• Fresh legal directions given to troubled NEW Devon CCG
  • Deadline for submission of 2017-18 operating plan is Friday
  • CCG’s cumulative deficit now stands at £120.5m 

The largest clinical commissioning group in the country has been given fresh legal directions over its financial management, amid a worsening of its cumulative deficit.

NHS England has imposed several instructions on Northern, Eastern and Western Devon CCG, which has been in the region’s success regime since 2015, and is yet to agree its operating plan for 2017-18 with regulators.

The deadline for submitting the plan is Friday.

The updated directions, which took effect in late March, replace previous directions from August 2015.

They include:

  • The financial recovery plan and any amendments to it shall continue to be subject to NHS England approval.
  • NHS England may direct the CCG in any other matters relating to the financial recovery plan.
  • NHS England could dictate the process to be followed by the CCG in making appointments to its executive team or the “next tier of management”.

The CCG’s cumulative deficit since 2013-14 now stands at £120m, after it ended 2016-17 with a £42m deficit.

In 2016-17 it had forecast a cumulative deficit of £107m.

The region, which has been warned it could become subject to the new “capped expenditure process” devised by NHS England and NHS Improvement, has been ordered to come up with affordable operating plans by Friday.

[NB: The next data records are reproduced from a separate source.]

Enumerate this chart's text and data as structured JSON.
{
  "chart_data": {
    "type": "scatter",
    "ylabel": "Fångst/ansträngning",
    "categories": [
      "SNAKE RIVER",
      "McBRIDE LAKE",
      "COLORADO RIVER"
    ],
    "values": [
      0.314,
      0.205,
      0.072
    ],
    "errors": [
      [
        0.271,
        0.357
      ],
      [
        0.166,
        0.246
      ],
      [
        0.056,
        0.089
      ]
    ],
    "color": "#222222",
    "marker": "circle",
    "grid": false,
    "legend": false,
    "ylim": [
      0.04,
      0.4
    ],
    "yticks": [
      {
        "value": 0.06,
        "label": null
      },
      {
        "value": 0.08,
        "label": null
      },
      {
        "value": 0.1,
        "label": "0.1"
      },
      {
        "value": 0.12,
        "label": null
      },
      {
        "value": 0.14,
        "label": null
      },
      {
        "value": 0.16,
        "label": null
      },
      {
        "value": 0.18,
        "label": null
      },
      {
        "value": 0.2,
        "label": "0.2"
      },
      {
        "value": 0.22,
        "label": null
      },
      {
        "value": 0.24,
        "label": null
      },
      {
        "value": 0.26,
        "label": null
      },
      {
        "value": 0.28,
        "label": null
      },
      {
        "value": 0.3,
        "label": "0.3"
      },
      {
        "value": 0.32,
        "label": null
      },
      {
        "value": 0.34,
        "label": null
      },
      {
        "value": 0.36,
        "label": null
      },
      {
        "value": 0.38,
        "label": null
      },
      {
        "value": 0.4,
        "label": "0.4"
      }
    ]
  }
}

The plans will be reviewed with national directors at NHS England and NHSI later this month.

The CCG and the NHS providers in the NEW Devon footprint had a joint financial plan for 2016-17.

Neither the CCG nor the providers could identify further savings without “having a severe impact on patient care”, CCG governing body papers said.

In February, the CCG confirmed plans to reduce the number of inpatient beds across four community hospitals in its eastern locality from 143 to 72.

For 2017-18, one of the main providers on the patch – Plymouth Hospitals Trust – has launched a £40m financial improvement programme, which includes workforce redesign.

HSJ asked the CCG what its financial forecast and savings target would be in 2017-18, but a spokeswoman said it would be inappropriate to respond to questions relating to 2017-18 because their plans have not yet been approved.

South Devon and Torbay CCG is also under legal directions.

  • Article updated at 3.33pm, May 5, after new information was provided by the CCG.